While both groups experienced measurable improvement in pain symptoms, the fluoroscopic-guided group showed greater and more consistent relief. No procedure-related complications were noted between the two groups.

Discussion

This pilot series compares clinical outcomes of landmark-based and fluoroscopic-guided SIJ injections, providing early insights into the practical application and limitations of each approach in a small outpatient cohort.

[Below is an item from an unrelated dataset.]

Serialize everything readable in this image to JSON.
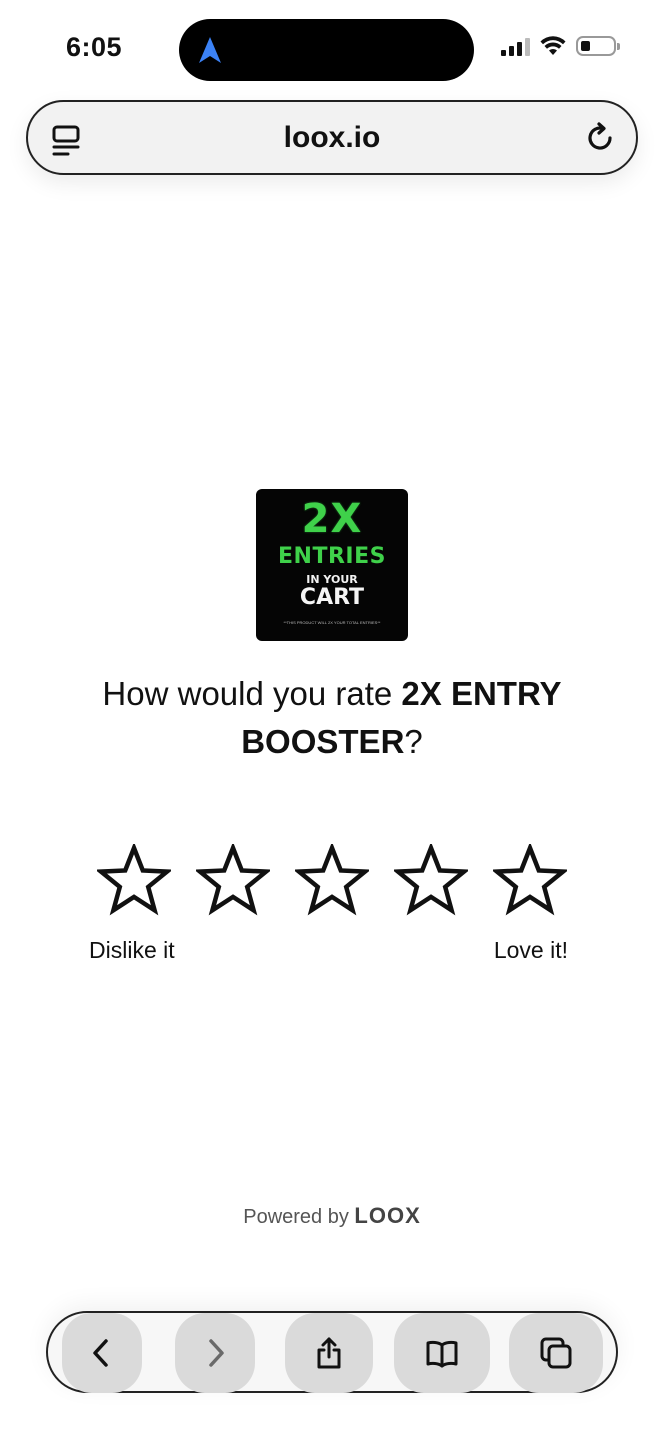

Fluoroscopic-guided SIJ injections remain the diagnostic and therapeutic gold standard due to their precision in confirming accurate needle placement and delivering medication directly to the joint space. In our series, the fluoroscopic group demonstrated superior mean pain relief (76% vs. 56%) with more consistent patient-reported outcomes. These findings are aligned with existing studies emphasizing the importance of image guidance to enhance accuracy and improve clinical outcomes, particularly for diagnostic blocks that may guide subsequent interventional decisions, such as radiofrequency ablation.9,10

In contrast, landmark-based injections, though lacking imaging confirmation, still produced moderate symptom relief in most patients, with one patient reporting as high as 90% improvement. This suggests that landmark-based approaches may still have value, particularly in resource-limited settings, when fluoroscopy is not readily available, or when insurance or scheduling barriers delay image-guided procedures. Their utility may also extend to patients with a well-established diagnosis seeking temporary symptom relief.

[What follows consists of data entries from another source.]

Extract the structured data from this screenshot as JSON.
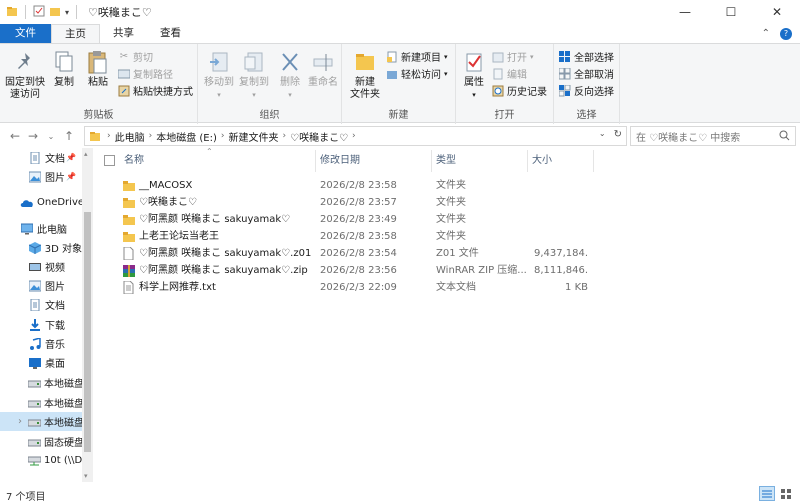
{
  "window": {
    "title": "♡咲龝まこ♡",
    "controls": {
      "minimize": "—",
      "maximize": "☐",
      "close": "✕"
    }
  },
  "ribbon_tabs": {
    "file": "文件",
    "home": "主页",
    "share": "共享",
    "view": "查看"
  },
  "ribbon": {
    "clipboard": {
      "label": "剪贴板",
      "pin_quick": "固定到快\n速访问",
      "copy": "复制",
      "paste": "粘贴",
      "cut": "剪切",
      "copy_path": "复制路径",
      "paste_shortcut": "粘贴快捷方式"
    },
    "organize": {
      "label": "组织",
      "move_to": "移动到",
      "copy_to": "复制到",
      "delete": "删除",
      "rename": "重命名"
    },
    "new": {
      "label": "新建",
      "new_folder": "新建\n文件夹",
      "new_item": "新建项目",
      "easy_access": "轻松访问"
    },
    "open": {
      "label": "打开",
      "properties": "属性",
      "open": "打开",
      "edit": "编辑",
      "history": "历史记录"
    },
    "select": {
      "label": "选择",
      "select_all": "全部选择",
      "select_none": "全部取消",
      "invert": "反向选择"
    }
  },
  "address": {
    "crumbs": [
      "此电脑",
      "本地磁盘 (E:)",
      "新建文件夹",
      "♡咲龝まこ♡"
    ],
    "search_placeholder": "在 ♡咲龝まこ♡ 中搜索"
  },
  "sidebar": {
    "items": [
      {
        "label": "文档",
        "icon": "document-icon",
        "pinned": true
      },
      {
        "label": "图片",
        "icon": "picture-icon",
        "pinned": true
      },
      {
        "label": "OneDrive",
        "icon": "cloud-icon"
      },
      {
        "label": "此电脑",
        "icon": "computer-icon"
      },
      {
        "label": "3D 对象",
        "icon": "cube-icon"
      },
      {
        "label": "视频",
        "icon": "video-icon"
      },
      {
        "label": "图片",
        "icon": "picture-icon"
      },
      {
        "label": "文档",
        "icon": "document-icon"
      },
      {
        "label": "下载",
        "icon": "download-icon"
      },
      {
        "label": "音乐",
        "icon": "music-icon"
      },
      {
        "label": "桌面",
        "icon": "desktop-icon"
      },
      {
        "label": "本地磁盘",
        "icon": "drive-icon"
      },
      {
        "label": "本地磁盘",
        "icon": "drive-icon"
      },
      {
        "label": "本地磁盘",
        "icon": "drive-icon",
        "selected": true
      },
      {
        "label": "固态硬盘",
        "icon": "drive-icon"
      },
      {
        "label": "10t (\\\\D:",
        "icon": "network-drive-icon"
      }
    ]
  },
  "columns": {
    "name": "名称",
    "date": "修改日期",
    "type": "类型",
    "size": "大小"
  },
  "files": [
    {
      "name": "__MACOSX",
      "date": "2026/2/8 23:58",
      "type": "文件夹",
      "size": "",
      "icon": "folder-icon"
    },
    {
      "name": "♡咲龝まこ♡",
      "date": "2026/2/8 23:57",
      "type": "文件夹",
      "size": "",
      "icon": "folder-icon"
    },
    {
      "name": "♡阿黑颜 咲龝まこ sakuyamak♡",
      "date": "2026/2/8 23:49",
      "type": "文件夹",
      "size": "",
      "icon": "folder-icon"
    },
    {
      "name": "上老王论坛当老王",
      "date": "2026/2/8 23:58",
      "type": "文件夹",
      "size": "",
      "icon": "folder-icon"
    },
    {
      "name": "♡阿黑颜 咲龝まこ sakuyamak♡.z01",
      "date": "2026/2/8 23:54",
      "type": "Z01 文件",
      "size": "9,437,184...",
      "icon": "file-icon"
    },
    {
      "name": "♡阿黑颜 咲龝まこ sakuyamak♡.zip",
      "date": "2026/2/8 23:56",
      "type": "WinRAR ZIP 压缩...",
      "size": "8,111,846...",
      "icon": "winrar-icon"
    },
    {
      "name": "科学上网推荐.txt",
      "date": "2026/2/3 22:09",
      "type": "文本文档",
      "size": "1 KB",
      "icon": "text-file-icon"
    }
  ],
  "status": {
    "count": "7 个项目"
  }
}
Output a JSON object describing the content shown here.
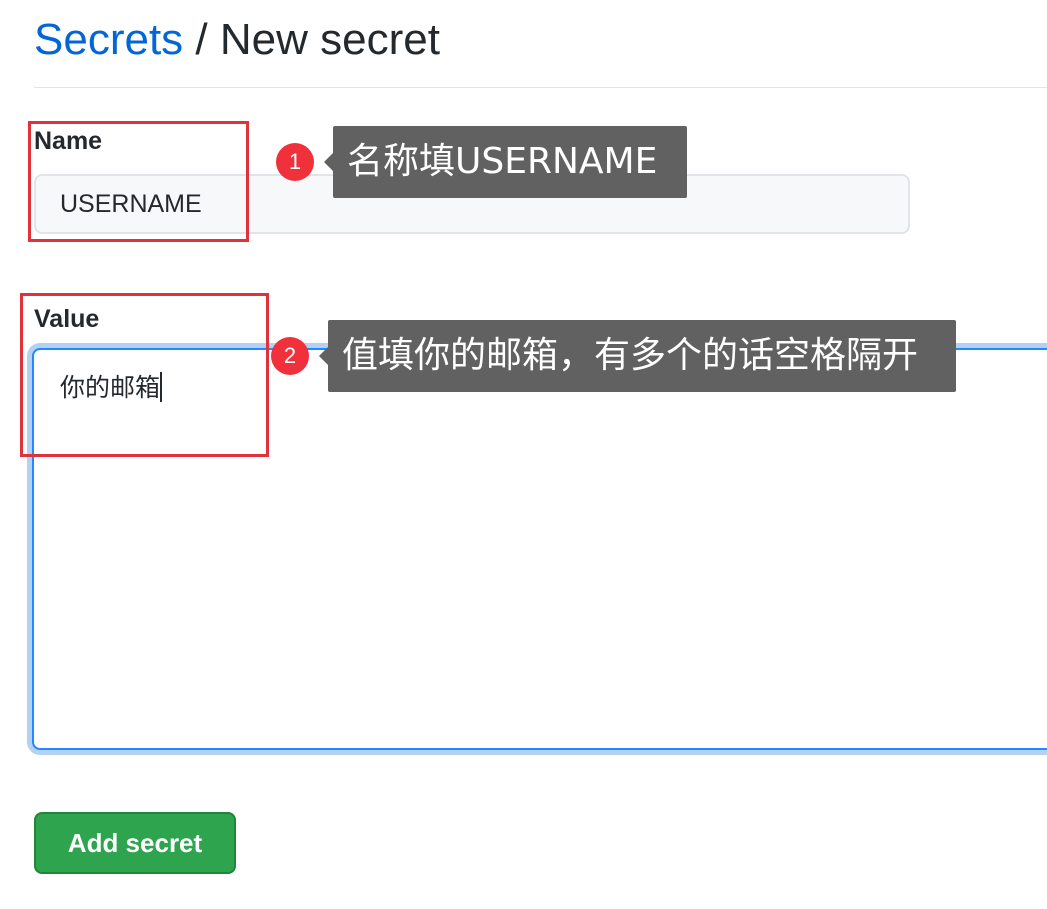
{
  "breadcrumb": {
    "parent": "Secrets",
    "separator": "/",
    "current": "New secret"
  },
  "form": {
    "name_label": "Name",
    "name_value": "USERNAME",
    "value_label": "Value",
    "value_text": "你的邮箱",
    "submit_label": "Add secret"
  },
  "annotations": [
    {
      "number": "1",
      "text": "名称填USERNAME"
    },
    {
      "number": "2",
      "text": "值填你的邮箱，有多个的话空格隔开"
    }
  ],
  "colors": {
    "link": "#0366d6",
    "primary_button": "#2ea44f",
    "annotation_box": "#e0323b",
    "annotation_badge": "#f0303a",
    "tooltip_bg": "#616161",
    "focus_border": "#2188ff"
  }
}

The absence of complications in both groups suggests that, when performed by trained proceduralists, both techniques carry a favorable safety profile. However, it is important to acknowledge the potential for inaccurate needle placement and suboptimal injectate delivery with landmark-based injections, which could lead to reduced efficacy or misdiagnosis if used as a primary diagnostic tool. As such, due to the absence of visual confirmation, landmark-guided injections should not be used to confirm sacroiliac joint involvement when evaluating patients for surgical interventions such as SIJ fusion.

Conclusion

This study highlights the continued importance of fluoroscopic-guided SIJ injections as the preferred method for diagnostic accuracy and therapeutic efficacy, particularly when evaluating patients for advanced interventions such as SIJ fusion. However, landmark-based injections may provide a practical option for symptom relief in carefully selected patients with clear clinical indicators of SIJ dysfunction, especially when imaging resources are limited or delayed. Further research is needed to define their role more clearly, including studies with larger sample sizes, objective outcome measures, and longer-term follow-up.